That's right! Just memorizing and parroting back the words is meaningless. Understand what you are learning.


----------



## Randy81 (Jan 11, 2016)

I'm going to attempt to knock out my proficiency training tonight! If I am successful, I should be doing my FC degree next Monday.


----------



## Dontrell Stroman (Jan 11, 2016)

Randy81 said:


> I'm going to attempt to knock out my proficiency training tonight! If I am successful, I should be doing my FC degree next Monday.


Don't attempt brother, just do it. Answer the questions with pride and confidence.


----------



## acjohnson53 (Jan 11, 2016)

smib


----------



## Randy81 (Jan 11, 2016)

Travelling Man91 said:


> Don't attempt brother, just do it. Answer the questions with pride and confidence.


Thanks! I'm going to do it. I've studied and understand everything thoroughly.


----------



## Warrior1256 (Jan 12, 2016)

How did it go?


----------



## Randy81 (Jan 13, 2016)

It ended up getting pushed to this coming Monday. I'm confident I will knock  it out.


----------



## Warrior1256 (Jan 13, 2016)

Randy81 said:


> It ended up getting pushed to this coming Monday. I'm confident I will knock  it out.


The best of luck to you brother.


----------



## CLewey44 (Jan 13, 2016)

Randy81 said:


> It ended up getting pushed to this coming Monday. I'm confident I will knock  it out.



Most lodges look for proficiency not perfection. You'll be fine.


----------



## Randy81 (Jan 18, 2016)

Tonight I was found proficient in my EA catechism and then was passed to fellowcraft immediately after! The FC degree was great! 

The lodge has scheduled my master mason degree for February 15th. I think my proficiency work will come much quicker this time.


----------



## Randy81 (Jan 18, 2016)

I just realized that I will be raised on George Washington's birthday! It doesn't really matter, but is cool.


----------



## acjohnson53 (Jan 19, 2016)

So brother Randy 1, how did ur profincecy go???


----------



## acjohnson53 (Jan 19, 2016)

My bad brother I did read far enough to see that u r a Fellow Craft...Congratulations too u....Keep grinding


----------



## Randy81 (Jan 19, 2016)

acjohnson53 said:


> My bad brother I did read far enough to see that u r a Fellow Craft...Congratulations too u....Keep grinding


Thank you for the encouragement!


----------



## dfreybur (Jan 19, 2016)

Randy81 said:


> Tonight I was found proficient in my EA catechism and then was passed to fellowcraft immediately after!



Welcome again to the family twice adopted Brother.


----------



## Warrior1256 (Jan 20, 2016)

Congratulations on your FC Brother.


----------



## Dontrell Stroman (Jan 20, 2016)

Congratulations brother.
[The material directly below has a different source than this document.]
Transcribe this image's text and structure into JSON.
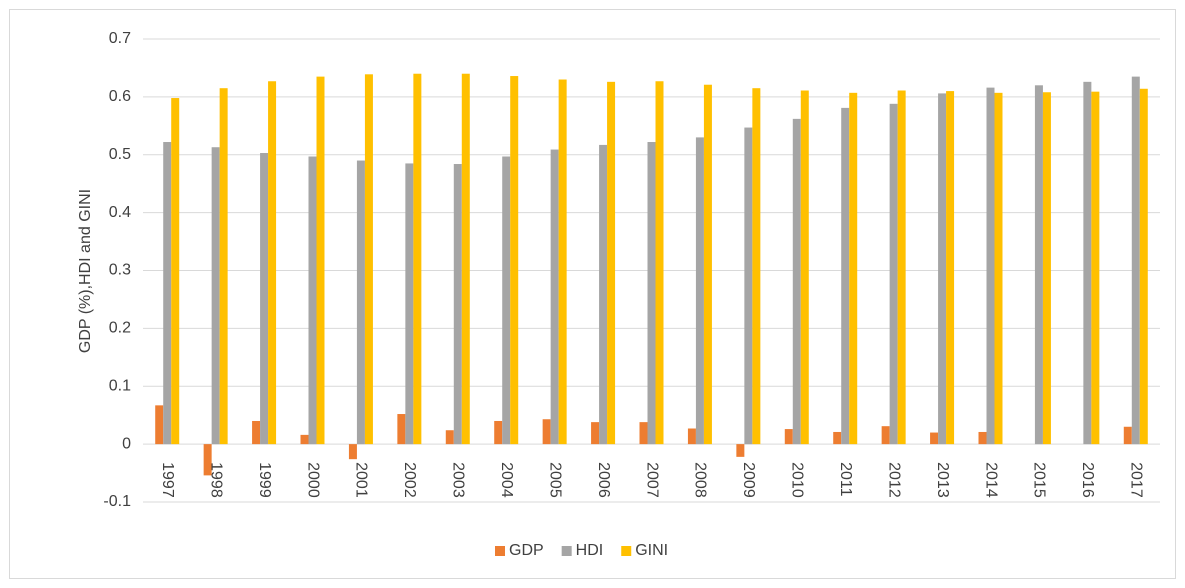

While your going through your degrees soak in as much as you can. I enjoyed my the first two, but my favorite is the third.


----------



## Randy81 (Jan 20, 2016)

Thanks guys! I did a much better job of listening during this degree.


----------



## Randy81 (Jan 20, 2016)

The FC catechism is much easier! The FC lecture... not so much... The amount of information in the degree was unreal and awesome!


----------



## Randy81 (Jan 29, 2016)

I visited another lodge for the first time tonight, and it was great! I was able to witness and participate in the EA degree for two new brothers.


----------



## Randy81 (Feb 1, 2016)

I was found proficient in my FC catechism tonight! My Master's Degree has been locked in for the 15th along with another brother who I also did my FC degree with. Tonight the Grand Master from the Grand Lodge of Alabama was at our lodge for an EA degree. His dad and brother are members of our lodge so it was great to have him there. Additionally, we had guys from our State Grand Lodge there tonight which was nice. Our new Grand Master wants a Grand Lodge Officer at every EA in the state of Louisiana!


----------



## Warrior1256 (Feb 2, 2016)

Randy81 said:


> I was found proficient in my FC catechism tonight! My Master's Degree has been locked in for the 15th along with another brother who I also did my FC degree with. Tonight the Grand Master from the Grand Lodge of Alabama was at our lodge for an EA degree. His dad and brother are members of our lodge so it was great to have him there. Additionally, we had guys from our State Grand Lodge there tonight which was nice. Our new Grand Master wants a Grand Lodge Officer at every EA in the state of Louisiana!


Congratulations Brother!


----------



## Randy81 (Feb 13, 2016)

DeusLuxVitam said:


> I hope you dont have any poop stains on your undies.. And I say that with full confidence that you'll have a great night


What's your deal?


----------



## Warrior1256 (Feb 13, 2016)

Randy81 said:


> What's your deal?


I'm wondering about this myself!


----------



## Randy81 (Feb 13, 2016)

DeusLuxVitam said:


> I thought it was pretty funny lol


I think you're kind of a moron. From the looks of most of your posts, you just want attention. You're not truly interested in the craft.


----------



## Bloke (Feb 14, 2016)

DeusLuxVitam said:


> Don't judge a book by its cover.



I'm not, I'm using your words.. but perhaps we should not judge at all. The issue is we have a lot of folk come here to read about Freemasonry, and many of your posts are most unacceptable in a Masonic Forum, virtual or actual.... Negative reaction to them should tell you that clearly. I am sure it does..


----------